The American Medical Association, American Psychological Association, National Association of Social Workers, and other health professional associations have endorsed the necessity of sexual orientation and gender identity nondiscrimination policies. For more than 15 years, the Equal Employment Opportunity Commission and numerous federal courts have issued rulings finding that federal prohibitions on sex discrimination prohibit discrimination based on sexual orientation and gender identity.

“The removal of sexual orientation and gender identity nondiscrimination policies goes against the broad consensus of support for these policies in the health care system, mainstream jurisprudence, and public opinion, as over 70 percent of Americans support sexual orientation and gender identity nondiscrimination laws,” added Sean Cahill, Director of Health Policy Research at The Fenway Institute at Fenway Health. “Today’s news is just the latest demonstration of the Trump Administration’s contempt for our Constitution’s guarantee of equal justice under law.”

The additional removal of sexual orientation and gender identity nondiscrimination provisions from HHS programs will harm LGBTQIA+ people who have disproportionately benefitted from them. In 2014, Medicaid covered a significant portion (39%) of LGBTQIA+ adults with incomes of 139% of the federal poverty level or less. As a result, the rate of uninsurance among low- and middle-income LGBTQIA+ adults was much lower (18%) in states that had expanded their Medicaid programs under the ACA than in those states that did not expand their Medicaid programs (34%).

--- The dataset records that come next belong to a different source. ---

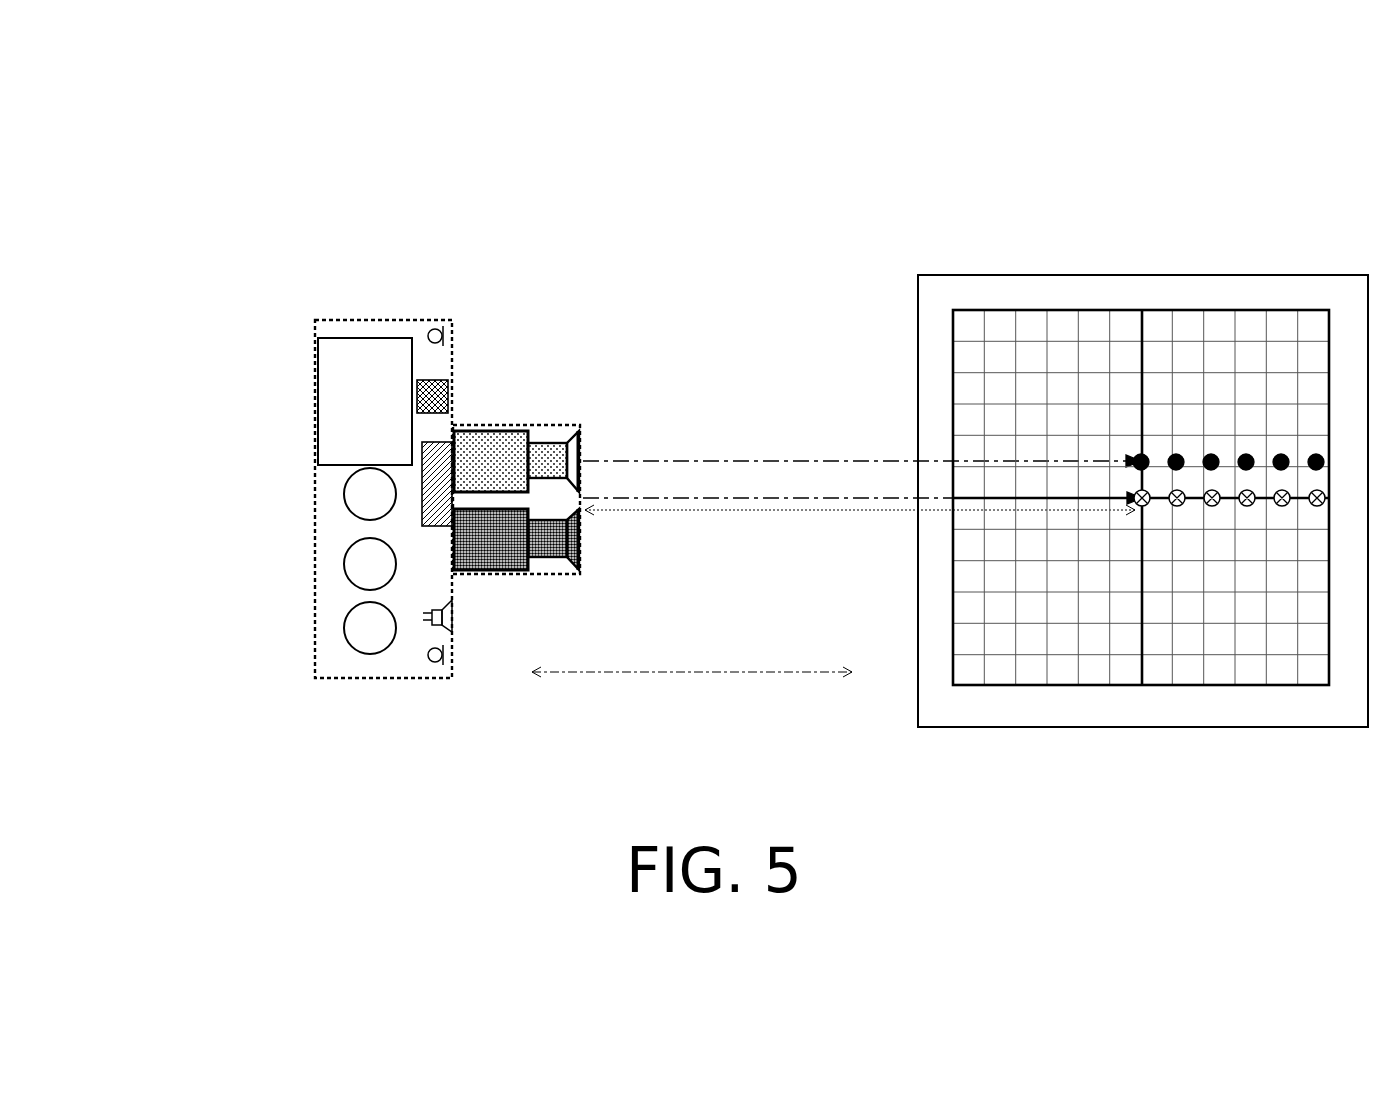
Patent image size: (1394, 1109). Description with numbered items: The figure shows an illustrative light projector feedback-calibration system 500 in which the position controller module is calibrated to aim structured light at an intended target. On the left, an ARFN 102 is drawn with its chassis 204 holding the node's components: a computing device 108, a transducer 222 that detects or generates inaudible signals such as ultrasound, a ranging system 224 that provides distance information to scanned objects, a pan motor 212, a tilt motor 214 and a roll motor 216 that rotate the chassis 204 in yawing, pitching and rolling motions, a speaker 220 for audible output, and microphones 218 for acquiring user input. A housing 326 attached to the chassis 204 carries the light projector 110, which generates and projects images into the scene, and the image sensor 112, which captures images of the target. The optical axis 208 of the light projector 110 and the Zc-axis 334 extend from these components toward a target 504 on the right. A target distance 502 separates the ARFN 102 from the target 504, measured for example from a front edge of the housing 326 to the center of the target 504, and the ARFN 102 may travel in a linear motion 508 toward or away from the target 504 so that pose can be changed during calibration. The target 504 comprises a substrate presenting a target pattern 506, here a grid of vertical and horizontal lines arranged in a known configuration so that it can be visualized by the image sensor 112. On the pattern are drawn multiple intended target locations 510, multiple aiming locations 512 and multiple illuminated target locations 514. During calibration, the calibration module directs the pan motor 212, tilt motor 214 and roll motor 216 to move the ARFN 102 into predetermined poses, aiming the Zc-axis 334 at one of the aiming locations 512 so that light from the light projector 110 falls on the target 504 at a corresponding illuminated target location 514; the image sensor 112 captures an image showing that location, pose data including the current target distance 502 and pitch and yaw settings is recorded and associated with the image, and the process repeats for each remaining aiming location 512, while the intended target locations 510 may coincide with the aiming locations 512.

The light projector feedback-calibration system 500 is at (749, 101).
The ARFN 102 is at (298, 265).
The chassis 204 is at (363, 317).
The housing 326 is at (408, 318).
The transducer 222 is at (425, 394).
The ranging system 224 is at (422, 443).
The computing device 108 is at (354, 454).
The pan motor 212 is at (345, 491).
The tilt motor 214 is at (345, 563).
The roll motor 216 is at (345, 627).
The speaker 220 is at (428, 626).
The microphone 218 is at (430, 659).
The light projector 110 is at (517, 438).
The image sensor 112 is at (507, 573).
The optical axis 208 is at (627, 459).
The Zc-axis 334 is at (665, 498).
The target distance 502 is at (860, 530).
The linear motion 508 is at (692, 694).
The target 504 is at (918, 392).
The target pattern 506 is at (962, 342).
The illuminated target locations 514 is at (1316, 463).
The intended target locations 510 is at (1316, 506).
The aiming locations 512 is at (1318, 506).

Additionally, the PACE program serves vulnerable, nursing home eligible elders who are trying to stay in their homes as long as possible. LGBTQIA+ elders experience disproportionately higher rates of social isolation, which correlates with depression, treatment nonadherence, and substance use, than their straight, cisgender peers. The PACE program is a vital service for these elders.

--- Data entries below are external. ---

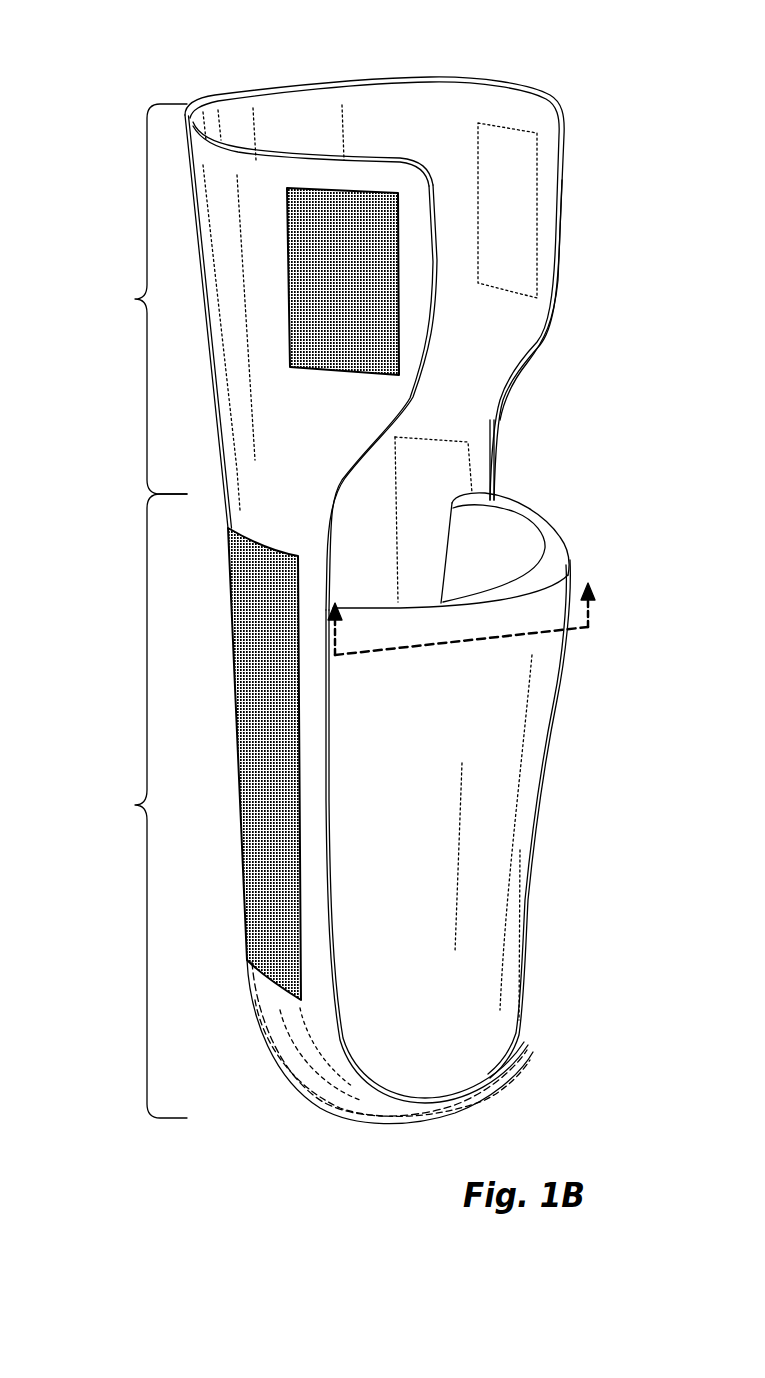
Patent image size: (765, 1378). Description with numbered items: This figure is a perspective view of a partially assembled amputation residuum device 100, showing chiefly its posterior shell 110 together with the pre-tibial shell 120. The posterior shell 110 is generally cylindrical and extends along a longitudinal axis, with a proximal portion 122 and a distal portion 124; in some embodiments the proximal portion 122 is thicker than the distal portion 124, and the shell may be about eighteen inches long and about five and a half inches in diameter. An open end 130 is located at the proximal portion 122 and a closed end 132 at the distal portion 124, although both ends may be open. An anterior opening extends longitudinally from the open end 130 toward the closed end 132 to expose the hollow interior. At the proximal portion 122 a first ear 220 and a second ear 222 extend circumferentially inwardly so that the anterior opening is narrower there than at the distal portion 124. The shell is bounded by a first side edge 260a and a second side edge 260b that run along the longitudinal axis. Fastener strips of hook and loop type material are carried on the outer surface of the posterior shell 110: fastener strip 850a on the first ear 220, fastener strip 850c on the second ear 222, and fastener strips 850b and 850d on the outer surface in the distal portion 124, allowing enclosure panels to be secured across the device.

The amputation residuum device 100 is at (575, 78).
The posterior shell 110 is at (430, 90).
The pre-tibial shell 120 is at (500, 847).
The proximal portion 122 is at (118, 299).
The distal portion 124 is at (309, 805).
The open end 130 is at (307, 101).
The closed end 132 is at (397, 1115).
The first ear 220 is at (418, 288).
The second ear 222 is at (543, 208).
The first side edge 260a is at (333, 793).
The second side edge 260b is at (493, 473).
The fastener strip 850a is at (298, 243).
The fastener strip 850b is at (242, 647).
The fastener strip 850c is at (527, 155).
The fastener strip 850d is at (458, 452).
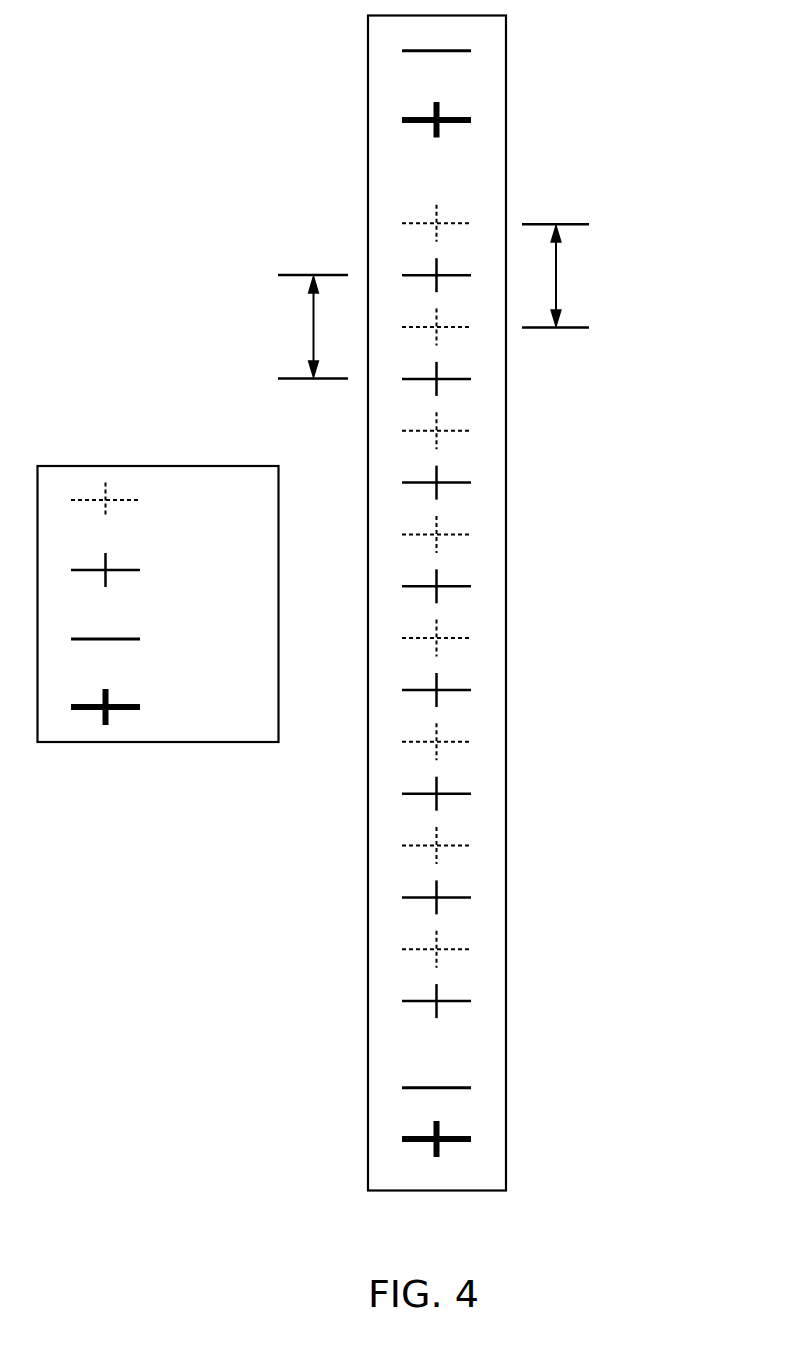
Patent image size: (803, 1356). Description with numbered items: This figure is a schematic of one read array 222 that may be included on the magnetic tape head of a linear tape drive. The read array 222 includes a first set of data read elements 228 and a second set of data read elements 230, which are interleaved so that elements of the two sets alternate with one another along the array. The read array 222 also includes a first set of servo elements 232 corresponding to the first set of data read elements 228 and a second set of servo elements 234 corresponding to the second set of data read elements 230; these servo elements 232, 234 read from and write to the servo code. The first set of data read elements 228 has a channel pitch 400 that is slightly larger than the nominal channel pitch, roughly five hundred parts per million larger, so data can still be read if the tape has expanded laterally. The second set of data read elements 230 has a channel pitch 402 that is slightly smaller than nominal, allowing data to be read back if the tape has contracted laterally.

The read array 222 is at (405, 1264).
The first set of data read elements 228 is at (271, 586).
The second set of data read elements 230 is at (271, 638).
The first set of servo elements 232 is at (271, 569).
The second set of servo elements 234 is at (271, 629).
The channel pitch 400 is at (556, 275).
The channel pitch 402 is at (312, 325).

“Many LGBTQIA+ elders experienced overt and at times violent acts of discrimination at the hands of police, other government officials, and employers during their youth,” Cahill added. “As elders many have experienced discrimination in accessing health, aging, and disability services. Making them even more vulnerable to discrimination by revoking policies that prohibit it just seems cruel.”

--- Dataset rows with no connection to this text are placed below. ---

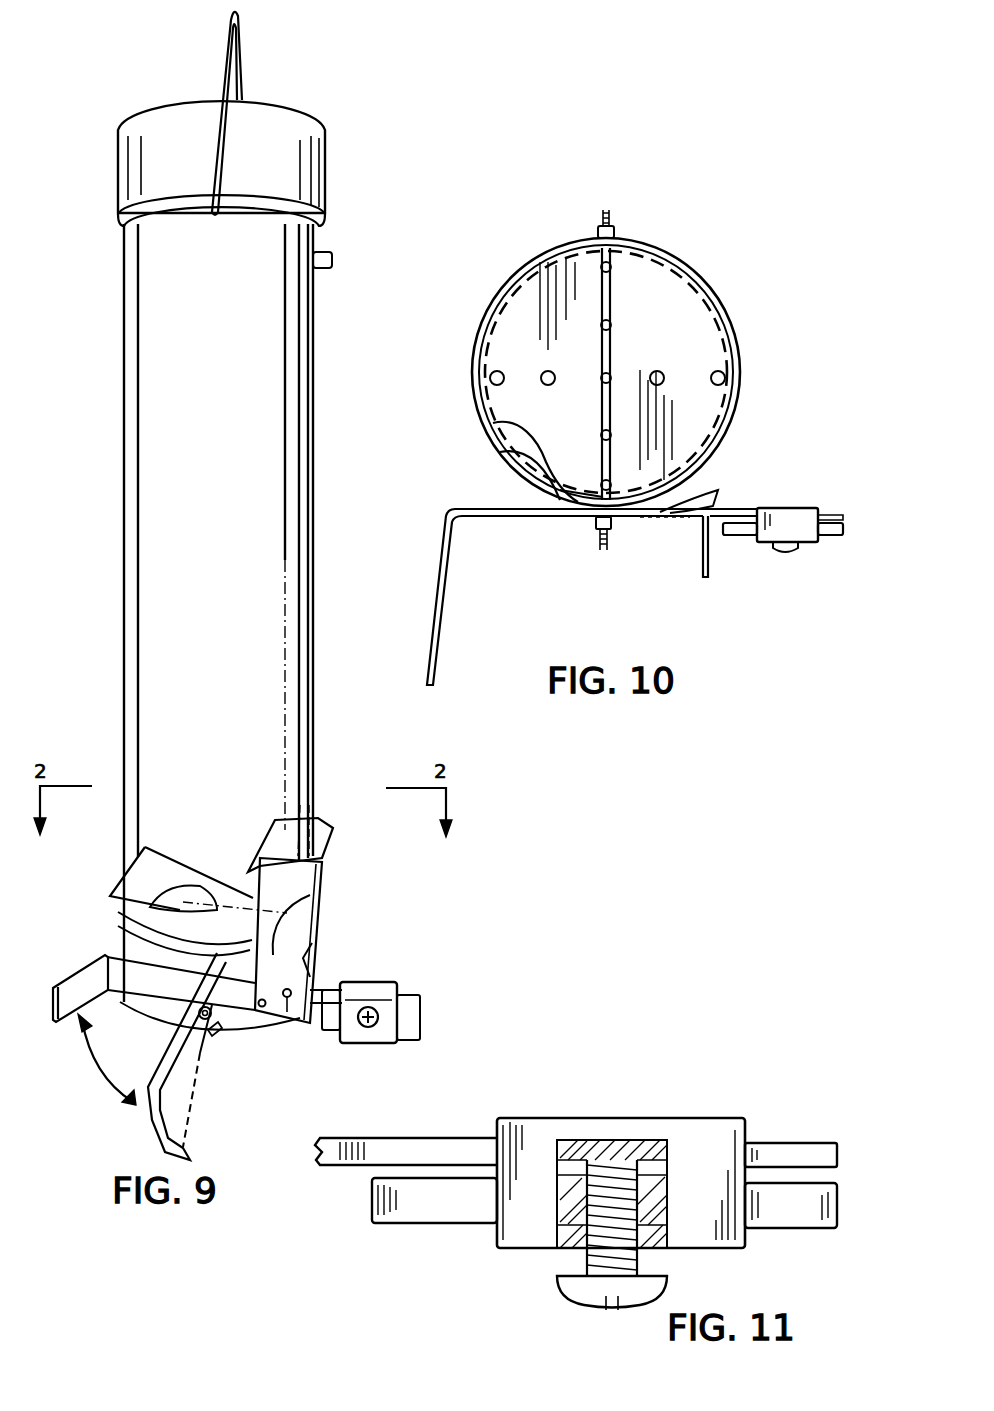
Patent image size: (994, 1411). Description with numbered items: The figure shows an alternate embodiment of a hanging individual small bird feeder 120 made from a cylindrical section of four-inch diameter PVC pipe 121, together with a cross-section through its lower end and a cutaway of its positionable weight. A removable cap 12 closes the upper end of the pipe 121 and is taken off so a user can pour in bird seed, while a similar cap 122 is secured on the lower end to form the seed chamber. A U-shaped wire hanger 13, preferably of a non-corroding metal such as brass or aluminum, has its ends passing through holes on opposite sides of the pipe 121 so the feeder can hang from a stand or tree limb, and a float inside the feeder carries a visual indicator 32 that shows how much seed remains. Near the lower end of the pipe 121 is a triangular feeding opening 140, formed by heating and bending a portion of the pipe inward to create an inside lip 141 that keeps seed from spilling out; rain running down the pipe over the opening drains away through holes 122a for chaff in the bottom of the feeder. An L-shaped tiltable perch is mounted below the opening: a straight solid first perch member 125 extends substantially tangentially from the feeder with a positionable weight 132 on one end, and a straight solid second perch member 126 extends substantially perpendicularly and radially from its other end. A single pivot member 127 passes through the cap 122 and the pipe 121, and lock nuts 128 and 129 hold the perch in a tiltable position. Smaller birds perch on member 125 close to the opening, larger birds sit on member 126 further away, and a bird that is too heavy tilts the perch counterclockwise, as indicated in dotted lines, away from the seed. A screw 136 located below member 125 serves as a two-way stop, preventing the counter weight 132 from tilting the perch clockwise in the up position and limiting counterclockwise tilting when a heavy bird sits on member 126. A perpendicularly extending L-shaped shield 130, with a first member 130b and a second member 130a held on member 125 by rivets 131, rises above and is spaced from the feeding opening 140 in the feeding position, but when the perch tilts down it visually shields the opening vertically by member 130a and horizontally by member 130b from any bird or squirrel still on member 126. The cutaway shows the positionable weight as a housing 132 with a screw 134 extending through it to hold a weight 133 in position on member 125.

In FIG. 9, the removable cap 12 is at (317, 163).
In FIG. 9, the U-shaped wire hanger 13 is at (244, 61).
In FIG. 9, the visual indicator 32 is at (329, 253).
In FIG. 9, the hanging individual small bird feeder 120 is at (338, 106).
In FIG. 9, the PVC pipe 121 is at (297, 603).
In FIG. 10, the cap 122 is at (700, 311).
In FIG. 10, the holes for chaff 122a is at (612, 380).
In FIG. 9, the first perch member 125 is at (162, 992).
In FIG. 10, the first perch member 125 is at (536, 518).
In FIG. 11, the first perch member 125 is at (812, 1143).
In FIG. 9, the second perch member 126 is at (75, 972).
In FIG. 10, the second perch member 126 is at (445, 630).
In FIG. 9, the pivot member 127 is at (205, 998).
In FIG. 10, the pivot member 127 is at (612, 306).
In FIG. 10, the lock nut 128 is at (613, 230).
In FIG. 10, the lock nut 129 is at (611, 524).
In FIG. 9, the L-shaped shield 130 is at (318, 910).
In FIG. 10, the L-shaped shield 130 is at (710, 547).
In FIG. 9, the second shield member 130a is at (287, 947).
In FIG. 9, the first shield member 130b is at (312, 962).
In FIG. 9, the rivets 131 is at (287, 1000).
In FIG. 10, the rivets 131 is at (708, 492).
In FIG. 9, the positionable weight housing 132 is at (398, 990).
In FIG. 10, the positionable weight housing 132 is at (795, 507).
In FIG. 11, the positionable weight housing 132 is at (730, 1128).
In FIG. 10, the weight 133 is at (836, 536).
In FIG. 11, the weight 133 is at (795, 1218).
In FIG. 9, the screw 134 is at (375, 1026).
In FIG. 10, the screw 134 is at (790, 554).
In FIG. 11, the screw 134 is at (560, 1287).
In FIG. 9, the screw stop 136 is at (230, 1020).
In FIG. 9, the feeding opening 140 is at (183, 902).
In FIG. 10, the feeding opening 140 is at (533, 460).
In FIG. 10, the inside lip 141 is at (493, 423).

This latest move by the Trump Administration targeting LGBTQIA+ people is one of numerous anti-LGBTQIA+ policies enacted by the Trump administration over the past three years that are harming the health and access to care of LGBTQIA+ people. These policies include:

  • Promoting religious refusal policies that allow discrimination in health care and social services based on religious and moral beliefs;
  • Dismissing Peace Corps volunteers and Air Force service members who tested positive for HIV, and refusing to provide pre-exposure prophylaxis for HIV prevention (PrEP) to at-risk Peace Corps volunteers;
  • Placing transgender inmates of the Federal Bureau of Prisons, especially transgender women, at much higher risk of rape by incarcerating them according to their biological sex at birth instead of their gender identity;
  • Prohibiting transgender people from serving in the U.S. military;
  • Removing sexual orientation and gender identity questions from federal surveys of older adults, people with disabilities, and victims of crime;
  • Filing a brief with the U.S. Supreme Court arguing that gender identity is outside of the scope of Title VII of the Civil Rights Act of 1964, which prohibits discrimination based on “race, color, religion, sex and national origin;”
  • Filing a brief in the Masterpiece Cake Shop case before the U.S. Supreme Court supporting discrimination against a gay male couple and stating that there is no compelling federal government interest in prohibiting anti-gay discrimination;
  • Attempting to repeal or weaken the ACA, which has cut the uninsured rate in half for LGBT people since it was enacted in 2010.